Teen births, meanwhile, have plummeted about 57 percent over the last 30 years.

Researchers surveyed roughly 2,000 boys and girls, 15 to 19. (They also interviewed about 1,770 young adults, 20 to 24, about their high school encounters.)

The share of teen girls who reported they've had sex at least once dropped from 51 percent in 1988 to 44 percent in 2013, they found. Abstinence was more pronounced among the guys: 60 percent of teen boys in 1988 said they’d had sex, compared to 47 percent in 2013. Much of the decline for both boys and girls occurred between 1988 and the period of 2006-2010, and numbers have held steady since then.

Crotchety adults may joke: Maybe they’re too busy messing with their iPhones.

That’s actually a decent theory, said Dr. Brooke Bokor, an Adolescent Medicine Specialist at the Children's National Health System. More teenagers than ever have smartphones, including those with no traditional computers at home. Many are more comfortable searching in private for credible information about sexual health, she said. They could be better educated about the risks -- and more mentally prepared before that first heated moment ever comes.

“They’re looking on the web,” Bokor said. “They’re looking for guidance from parents, guardians and physicians. They can and will make positive decisions for their own health, both sexual and otherwise. We really need to be prepared to treat our youth and young adults as educated consumers.”

One good example, she said: The National Campaign to Prevent Teen and Unplanned Pregnancy, a private non-profit organization runs This week’s featured articles include “Not awkward: 5 tips for talking to anyone about sex” and “<3 your birth control.”

Another possible driver of the sexual slowdown is the growing popularity of the HPV vaccine, which is now widely offered to boys and girls as young as 11. The shots, of course, come with an educational conversation. Kids learn earlier about the prevalence of STIs and how they're spread.

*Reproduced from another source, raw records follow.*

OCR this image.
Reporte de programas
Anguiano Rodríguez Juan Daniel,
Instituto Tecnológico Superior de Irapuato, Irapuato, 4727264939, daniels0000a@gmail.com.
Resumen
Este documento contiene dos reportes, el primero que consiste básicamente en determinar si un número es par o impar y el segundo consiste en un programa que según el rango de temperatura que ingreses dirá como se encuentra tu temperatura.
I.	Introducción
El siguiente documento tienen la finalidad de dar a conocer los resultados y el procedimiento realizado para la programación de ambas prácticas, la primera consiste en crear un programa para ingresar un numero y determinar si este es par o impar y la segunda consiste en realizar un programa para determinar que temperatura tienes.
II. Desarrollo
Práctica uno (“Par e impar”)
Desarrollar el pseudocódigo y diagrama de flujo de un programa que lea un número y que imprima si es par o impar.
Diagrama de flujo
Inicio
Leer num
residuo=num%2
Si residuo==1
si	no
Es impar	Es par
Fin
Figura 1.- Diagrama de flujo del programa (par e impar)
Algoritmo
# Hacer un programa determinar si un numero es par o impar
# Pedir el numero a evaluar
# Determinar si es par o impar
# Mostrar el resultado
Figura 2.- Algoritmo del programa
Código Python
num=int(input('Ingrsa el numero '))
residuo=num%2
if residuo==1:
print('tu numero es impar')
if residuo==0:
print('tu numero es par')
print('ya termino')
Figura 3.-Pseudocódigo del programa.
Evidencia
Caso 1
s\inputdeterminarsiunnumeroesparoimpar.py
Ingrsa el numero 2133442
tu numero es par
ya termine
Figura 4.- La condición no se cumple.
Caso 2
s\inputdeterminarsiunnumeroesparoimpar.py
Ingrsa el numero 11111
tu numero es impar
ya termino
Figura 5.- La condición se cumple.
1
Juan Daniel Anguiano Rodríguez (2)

(Contrary to some parents' worries, research shows the advent of Gardisil did not spark an upswing of sexual recklessness among tweens.)

"They learn from doctors that you can catch HPV even if you use a condom," Bokor said, emphasizing some common conditions spread through skin-to-skin contact. "They might think: How else can I stay healthy?"

The majority of kids these days use some form of contraception, the CDC data shows. The use of emergency contraception -- like the Plan B pill -- for teen girls grew from 8 percent in 2002 to 22 percent in 2013.

But teenagers still aren’t using the most effective forms of contraception: 97 percent of teen girls opt for condoms over birth control pills and the IUD. The withdrawal method also appears to be pretty common:

The survey data also provides a window into when first times are most likely to happen:

Girls who reported using some form of protection during their first sexual encounter were half as likely to become teen moms than those who did not, the CDC reported.

That suggests birth control has played a key role in curbing teen parenthood. Births to girls 15 to 19 plunged from 84 per 1,000 teens in 1991 t0 26 in 2013.